Al-Mas'udiyya (also known as Summayl), was a Palestinian Arab village in the Jaffa Subdistrict. It was depopulated during the 1947–1948 Civil War in Mandatory Palestine on December 25, 1947. It was located 5 km northeast of Jaffa, situated 1.5 km south of the al-'Awja River. The village used to be known as Summayl.

==History==

In 1799, it was noted as an unnamed village on the map that Pierre Jacotin compiled that year.

An Ottoman village list from about 1870 showed that Samwil had 23 houses and a population of 62, though the population count included men, only.
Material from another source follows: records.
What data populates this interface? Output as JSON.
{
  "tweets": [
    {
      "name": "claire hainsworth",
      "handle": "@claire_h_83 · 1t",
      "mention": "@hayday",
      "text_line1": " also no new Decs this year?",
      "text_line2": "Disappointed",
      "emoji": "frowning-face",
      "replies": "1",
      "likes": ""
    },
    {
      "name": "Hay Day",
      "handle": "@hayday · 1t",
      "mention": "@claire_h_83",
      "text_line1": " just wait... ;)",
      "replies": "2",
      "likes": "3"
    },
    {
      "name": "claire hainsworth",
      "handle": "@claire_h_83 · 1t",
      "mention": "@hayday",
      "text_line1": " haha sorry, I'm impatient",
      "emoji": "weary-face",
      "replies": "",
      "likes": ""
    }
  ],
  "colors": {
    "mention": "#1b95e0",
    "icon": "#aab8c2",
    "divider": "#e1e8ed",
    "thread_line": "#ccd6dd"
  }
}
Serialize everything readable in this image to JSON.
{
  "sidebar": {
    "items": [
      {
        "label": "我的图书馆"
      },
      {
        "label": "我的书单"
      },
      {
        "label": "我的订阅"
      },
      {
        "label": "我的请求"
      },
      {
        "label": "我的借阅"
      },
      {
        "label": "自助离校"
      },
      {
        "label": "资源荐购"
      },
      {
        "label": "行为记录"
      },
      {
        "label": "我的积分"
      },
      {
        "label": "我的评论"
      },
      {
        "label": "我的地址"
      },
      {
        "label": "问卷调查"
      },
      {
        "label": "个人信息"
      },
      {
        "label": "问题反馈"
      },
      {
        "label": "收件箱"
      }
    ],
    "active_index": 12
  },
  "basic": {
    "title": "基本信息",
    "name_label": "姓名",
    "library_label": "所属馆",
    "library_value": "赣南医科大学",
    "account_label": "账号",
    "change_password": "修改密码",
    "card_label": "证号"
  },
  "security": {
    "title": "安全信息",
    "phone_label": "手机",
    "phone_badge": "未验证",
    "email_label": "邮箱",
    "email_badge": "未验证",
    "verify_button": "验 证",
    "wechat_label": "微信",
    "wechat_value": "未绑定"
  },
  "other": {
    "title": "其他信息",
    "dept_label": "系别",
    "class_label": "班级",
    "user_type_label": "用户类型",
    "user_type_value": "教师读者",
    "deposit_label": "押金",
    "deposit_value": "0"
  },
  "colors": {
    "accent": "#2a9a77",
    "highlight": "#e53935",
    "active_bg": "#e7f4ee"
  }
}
It was noted as a Bedouin camp, 4,5 km north of Jaffa centre, and 1 km from the sea.

In 1882, the PEF's Survey of Western Palestine (SWP) described Summeil as an ordinary adobe village, which had a large well, and a cave.

Excavations revealed traces of Late Ottoman infant jar-burials, commonly associated with nomads or itinerant workers of Egyptian origins.

===British Mandate era===
In the 1922 census of Palestine, conducted by the British Mandate authorities, Mas'udiyeh had a population of 443; 437 Muslims and 6 Christians, (where the Christians all belonged to the Templar community), increasing in the 1931 census to 658; 654 Muslim and 4 Christians, in a total of 127 houses.

On 20 December 1942, Al-Mas'udiyya was annexed into Tel Aviv as part of a municipal border expansion.

In the 1945 statistics, the village had a population of 850; 830 Muslims and 20 Christians.

Al-Mas'udiyya had an elementary school founded in 1931, and in 1945 it had 31 students.

===1948, aftermath===
In 1992, the village site was described: "The area is part of Tel Aviv. All that remains of the village is one deserted house that belonged to Muhammad Baydas. Cactuses, castor-oil (ricinus) plants, and palm and cypress trees further mark the site. Nearby is the al-Mas'udiyya (or Summayl) bridge – an arched, steel structure."